The U.S. food industry is in store for a smorgasbord of mergers and acquisitions as companies look to gain more revenue and earnings growth and new, innovative products.
After starting the year with mega-deals like Kraft Foods Inc's $18.6 billion purchase of Cadbury, the food and beverage industry has room for other large tie-ups, industry bankers and consultants told the Reuters Food and Agriculture Summit in Chicago this week.
The private equity sector could focus on deals in the $3 billion to $5 billion range.
I think it will continue to be an extremely active year in M&A, said Greg Pearlman, managing director and head of the U.S. food and consumer group for BMO Capital Markets.
Industry executives cited companies ranging from Monster energy drink maker Hansen Natural Corp to Molson Coors Brewing Co and grocery store chains as prime takeover targets.
It's not about making a big acquisition, but you'll see some smart acquisitions starting to happen over the next six to 12 months, said Kantar Retail Americas Chief Executive Ken Harris.
So far this year, the consumer staples sector represented 11.5 percent of all U.S.-related M&A, up from 0.9 percent in the same period a year ago, according to Thomson Reuters data.
It marked the fourth most active sector for M&A this year.
The value of deals grew exponentially to total $29.1 billion, up from $1.4 billion a year ago.
We think the market can get a $5 billion levered buyout, Pearlman said. On the corporate side, I don't think there is a size limit.
START WITH STAPLES
This year's totals were buoyed by deals such as Kraft's four-month battle to acquire Cadbury and Coca-Cola Co's move to take over the North American operations of its top bottler, Coca-Cola Enterprises Inc, for $13.4 billion.
Pearlman sees deals in the area of consumer staples, such as food and grocery stores, rather than in areas of discretionary spending.
Everyone has got to eat, so that's where we start, he said. The more discretionary we get, the harder it is to project and harder to get someone to open their wallet and the harder it is to get the financing you need.

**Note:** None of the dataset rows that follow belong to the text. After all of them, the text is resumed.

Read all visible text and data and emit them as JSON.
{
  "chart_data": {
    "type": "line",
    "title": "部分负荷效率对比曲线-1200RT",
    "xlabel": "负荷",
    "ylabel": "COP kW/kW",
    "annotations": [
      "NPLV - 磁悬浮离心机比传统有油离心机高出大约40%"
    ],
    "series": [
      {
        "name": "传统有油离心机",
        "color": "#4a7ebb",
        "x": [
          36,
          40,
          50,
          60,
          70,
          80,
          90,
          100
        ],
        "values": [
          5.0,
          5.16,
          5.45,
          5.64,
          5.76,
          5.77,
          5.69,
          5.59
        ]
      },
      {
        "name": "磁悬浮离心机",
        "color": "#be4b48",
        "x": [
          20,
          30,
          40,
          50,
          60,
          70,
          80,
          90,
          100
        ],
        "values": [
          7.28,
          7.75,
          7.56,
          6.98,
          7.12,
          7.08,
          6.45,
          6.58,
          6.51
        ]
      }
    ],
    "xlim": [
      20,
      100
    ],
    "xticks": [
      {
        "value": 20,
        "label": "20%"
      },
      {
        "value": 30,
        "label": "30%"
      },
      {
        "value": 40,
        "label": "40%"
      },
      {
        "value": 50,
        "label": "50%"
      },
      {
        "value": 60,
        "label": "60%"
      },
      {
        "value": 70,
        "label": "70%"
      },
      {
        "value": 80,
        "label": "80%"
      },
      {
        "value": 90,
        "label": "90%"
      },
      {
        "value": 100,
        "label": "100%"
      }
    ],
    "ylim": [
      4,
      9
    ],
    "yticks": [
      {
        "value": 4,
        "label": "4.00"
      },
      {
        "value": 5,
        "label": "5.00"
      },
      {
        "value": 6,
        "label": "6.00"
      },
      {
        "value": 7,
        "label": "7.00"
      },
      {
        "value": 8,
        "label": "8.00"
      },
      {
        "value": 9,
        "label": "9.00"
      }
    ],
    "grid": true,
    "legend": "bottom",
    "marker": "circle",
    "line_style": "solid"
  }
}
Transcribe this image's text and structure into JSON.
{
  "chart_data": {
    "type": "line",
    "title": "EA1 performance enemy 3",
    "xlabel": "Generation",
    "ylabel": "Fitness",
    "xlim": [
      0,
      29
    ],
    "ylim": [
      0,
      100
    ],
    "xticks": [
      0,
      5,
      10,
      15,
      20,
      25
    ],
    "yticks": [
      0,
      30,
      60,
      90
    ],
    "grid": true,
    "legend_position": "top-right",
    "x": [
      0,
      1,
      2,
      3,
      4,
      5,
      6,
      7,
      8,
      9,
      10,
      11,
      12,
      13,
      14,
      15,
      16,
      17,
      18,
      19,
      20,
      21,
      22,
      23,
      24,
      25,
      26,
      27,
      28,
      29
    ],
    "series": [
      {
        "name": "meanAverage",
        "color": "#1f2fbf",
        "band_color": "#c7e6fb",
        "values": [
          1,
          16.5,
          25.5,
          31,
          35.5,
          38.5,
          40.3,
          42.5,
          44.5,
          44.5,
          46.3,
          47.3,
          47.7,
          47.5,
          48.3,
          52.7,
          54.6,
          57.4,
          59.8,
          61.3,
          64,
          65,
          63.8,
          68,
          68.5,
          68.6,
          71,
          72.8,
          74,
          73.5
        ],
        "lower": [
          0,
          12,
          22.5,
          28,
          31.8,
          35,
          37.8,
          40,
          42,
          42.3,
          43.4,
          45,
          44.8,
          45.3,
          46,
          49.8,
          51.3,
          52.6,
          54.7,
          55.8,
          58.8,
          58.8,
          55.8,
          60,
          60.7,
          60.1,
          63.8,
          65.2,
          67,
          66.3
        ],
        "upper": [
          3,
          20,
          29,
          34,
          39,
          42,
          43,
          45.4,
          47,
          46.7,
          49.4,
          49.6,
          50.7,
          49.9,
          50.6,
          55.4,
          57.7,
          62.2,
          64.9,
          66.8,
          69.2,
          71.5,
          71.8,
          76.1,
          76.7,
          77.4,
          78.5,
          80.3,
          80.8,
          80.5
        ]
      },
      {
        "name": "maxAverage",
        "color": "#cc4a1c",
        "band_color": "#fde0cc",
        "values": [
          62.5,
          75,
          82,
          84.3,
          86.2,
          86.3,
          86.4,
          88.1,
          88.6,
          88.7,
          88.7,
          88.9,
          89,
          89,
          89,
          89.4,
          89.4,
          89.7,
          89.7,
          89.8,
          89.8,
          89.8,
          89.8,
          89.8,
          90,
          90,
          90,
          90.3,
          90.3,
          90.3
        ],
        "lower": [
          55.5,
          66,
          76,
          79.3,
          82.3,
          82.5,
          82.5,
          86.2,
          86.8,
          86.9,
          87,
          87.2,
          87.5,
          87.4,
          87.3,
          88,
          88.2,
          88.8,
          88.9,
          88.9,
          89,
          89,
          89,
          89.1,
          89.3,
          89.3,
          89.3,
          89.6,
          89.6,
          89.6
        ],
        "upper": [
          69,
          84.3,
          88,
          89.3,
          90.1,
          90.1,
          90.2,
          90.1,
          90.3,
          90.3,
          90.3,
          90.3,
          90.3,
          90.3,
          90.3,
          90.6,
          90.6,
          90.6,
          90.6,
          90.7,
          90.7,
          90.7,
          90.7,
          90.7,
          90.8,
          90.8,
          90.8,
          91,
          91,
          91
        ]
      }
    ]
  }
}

Last month, CKE Restaurants Inc, owner of the Hardee's and Carl's Jr. hamburger chains, agreed to be bought by Thomas H. Lee Partners THL.UL for $619 million but it has until April 6 to look for a better offer.
Robert Goldin, executive vice president of consulting firm Technomic, said another private equity firm could make a stab at CKE, but he doubts a rival restaurant chain would emerge since adding multiple chains has rarely been successful.
CKE has done an OK job and I think it's kind of hard for them to do better, Goldin said.
BEVERAGE MAKERS LOOK FOR INNOVATION
Hansen Natural could be the next hot takeover target in the drinks space.
It's an obvious takeover target. The category is growing, it's a cash generative business that is showing some traction internationally, said Stifel Nicolaus beverage analyst Mark Swartzberg.
Dr Pepper Snapple Group Chief Executive Larry Young said the soda and juice company looked at Hansen Natural, but decided against buying it because it wanted to focus on its core brands.
Innovation is a key motivator for other players.
That's where all the excitement is to me in the beverage area -- juice, teas, alternative beverages. Having a new product pipeline is really critical, Pearlman said. Energy drink space is of critical importance.
Diageo, the world's biggest spirits group, said it is constantly looking at acquisition opportunities.
We're certainly not assuming all great ideas come from within, said Ivan Menezes, head of Diageo's North American region.
One takeover target in the beer space could be Molson Coors Brewing Co, which would fit well with SABMiller Plc, Swartzberg said.
They're a great takeout candidate, said Swartzberg. It's a question of when and whether the Molson and Coors families decide to sell.
Molson Coors said it was aware that the threat of a takeover was always present, but sees itself as a net buyer of brands in the near future.
Molson Coors Chief Executive Peter Swinburn said we never, ever think we are protected in any way from the threat of a potential takeover. It's down to the performance of the business ... you are subject to somebody being able to afford a premium to go for you.